Since a common factor of $u$ and $v$ would end up as a squared factor of any number of the form $g(u,v),$ we know that $u$ and $v$ are relatively prime. Thus, we may find integers $\alpha$ and $\beta$ with $\beta u - \alpha v = 1$. The coefficient of $x^2$ in the form
$$ f(x,y) = g(ux + \alpha y, vx + \beta y) $$
is then $g(u,v)$. Thus, we have replaced $g$ by the equivalent form $f$, which has first coefficient $1$, just like the principal form.
Now we adjust the middle coefficient of $f$ so that it matches the middle coefficient of the principal form. Observe that the middle coefficient of a form is congruent to its discriminant modulo $2$. It follows that the middle coefficients of $f$ and the principal form have the same parity.
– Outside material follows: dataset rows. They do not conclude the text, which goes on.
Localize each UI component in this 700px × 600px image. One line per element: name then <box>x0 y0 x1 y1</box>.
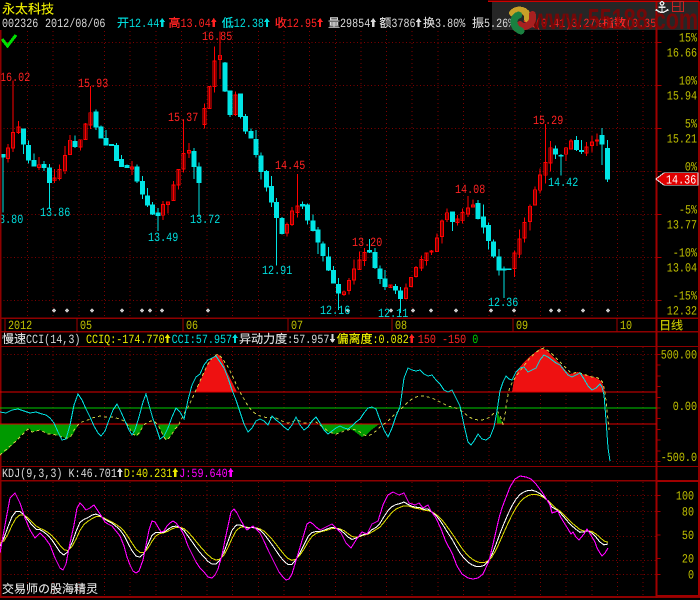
svg-text:14.45: 14.45 <box>275 159 305 173</box>
svg-text:www.55188.com: www.55188.com <box>531 4 698 36</box>
svg-text:(0.35: (0.35 <box>626 17 656 31</box>
svg-text:07: 07 <box>291 319 303 333</box>
svg-text:12.32: 12.32 <box>667 305 697 319</box>
svg-text:15.29: 15.29 <box>533 114 563 128</box>
svg-text:5.26%: 5.26% <box>484 17 515 31</box>
svg-text:12.16: 12.16 <box>320 304 350 318</box>
svg-text:15.93: 15.93 <box>78 77 108 91</box>
svg-text:0: 0 <box>472 333 478 347</box>
svg-text:14.08: 14.08 <box>455 183 485 197</box>
svg-text:08: 08 <box>395 319 407 333</box>
svg-text:14.36: 14.36 <box>666 174 696 188</box>
svg-text:12.38: 12.38 <box>234 17 264 31</box>
svg-text:16.02: 16.02 <box>0 71 30 85</box>
svg-text:15.21: 15.21 <box>667 133 697 147</box>
svg-text:15.94: 15.94 <box>667 90 697 104</box>
svg-text:-10%: -10% <box>673 247 698 261</box>
svg-text::57.957: :57.957 <box>287 333 329 347</box>
svg-text:K:46.701: K:46.701 <box>69 467 117 481</box>
svg-text:10: 10 <box>620 319 632 333</box>
svg-text:16.85: 16.85 <box>202 30 232 44</box>
svg-text:-500.0: -500.0 <box>661 451 697 465</box>
svg-text:CCI(14,3): CCI(14,3) <box>26 333 80 347</box>
svg-text:0%: 0% <box>685 161 697 175</box>
svg-text:13.77: 13.77 <box>667 219 697 233</box>
svg-text:13.49: 13.49 <box>148 231 178 245</box>
svg-text:14.42: 14.42 <box>548 176 578 190</box>
svg-text:13.86: 13.86 <box>40 206 70 220</box>
svg-text:12.95: 12.95 <box>287 17 317 31</box>
svg-text:10%: 10% <box>679 75 697 89</box>
svg-text:150: 150 <box>418 333 436 347</box>
svg-text:09: 09 <box>516 319 528 333</box>
svg-text:3.80%: 3.80% <box>435 17 466 31</box>
svg-text:12.36: 12.36 <box>488 296 518 310</box>
svg-text:J:59.640: J:59.640 <box>179 467 227 481</box>
svg-text:80: 80 <box>682 505 694 519</box>
svg-text:100: 100 <box>676 490 694 504</box>
svg-text:(0.41)3.27%: (0.41)3.27% <box>535 17 602 31</box>
svg-text:500.00: 500.00 <box>661 349 697 363</box>
svg-text:13.72: 13.72 <box>190 213 220 227</box>
svg-text:16.66: 16.66 <box>667 47 697 61</box>
svg-text:12.44: 12.44 <box>129 17 159 31</box>
svg-text:12.91: 12.91 <box>262 264 292 278</box>
svg-text:CCI:57.957: CCI:57.957 <box>172 333 232 347</box>
svg-text:29854: 29854 <box>340 17 370 31</box>
svg-text:2012/08/06: 2012/08/06 <box>45 17 105 31</box>
svg-text:0: 0 <box>688 569 694 583</box>
svg-text:-15%: -15% <box>673 290 698 304</box>
svg-text:13.80: 13.80 <box>0 213 23 227</box>
svg-text:-150: -150 <box>442 333 466 347</box>
svg-text:-5%: -5% <box>679 204 697 218</box>
svg-text:CCIQ:-174.770: CCIQ:-174.770 <box>86 333 165 347</box>
svg-text:20: 20 <box>682 553 694 567</box>
svg-text:05: 05 <box>80 319 92 333</box>
svg-text:2012: 2012 <box>8 319 32 333</box>
svg-text:002326: 002326 <box>2 17 38 31</box>
svg-text:13.04: 13.04 <box>181 17 211 31</box>
svg-text:50: 50 <box>682 529 694 543</box>
svg-text:5%: 5% <box>685 118 697 132</box>
svg-text:D:40.231: D:40.231 <box>124 467 172 481</box>
svg-text:3786: 3786 <box>391 17 415 31</box>
svg-text:0.00: 0.00 <box>673 400 697 414</box>
svg-text:13.20: 13.20 <box>352 236 382 250</box>
svg-text:KDJ(9,3,3): KDJ(9,3,3) <box>2 467 62 481</box>
svg-text:06: 06 <box>186 319 198 333</box>
svg-text:15%: 15% <box>679 32 697 46</box>
svg-text:15.37: 15.37 <box>168 111 198 125</box>
svg-text:13.04: 13.04 <box>667 262 697 276</box>
svg-text::0.082: :0.082 <box>373 333 409 347</box>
Suppose $f = ax^2 + bxy + cy^2$. For an arbitrary integer $n$, consider the form $f(x+ny,y)$. This will still have first coefficient $1$, and one checks that its middle coefficient is $b+2n$. By choosing $n$ appropriately, we can make this coefficient be any integer we wish with the same parity as $b$. In particular, we can replace $f$ by a form that has the same first and middle coefficients as the principal form. In particular, you can choose $n$ so that $f(x+ny,y)$ has the same first and middle coefficient as the principal form. But both forms will also have the same discriminant, and these conditions ensure that they will have the same third coefficient as well.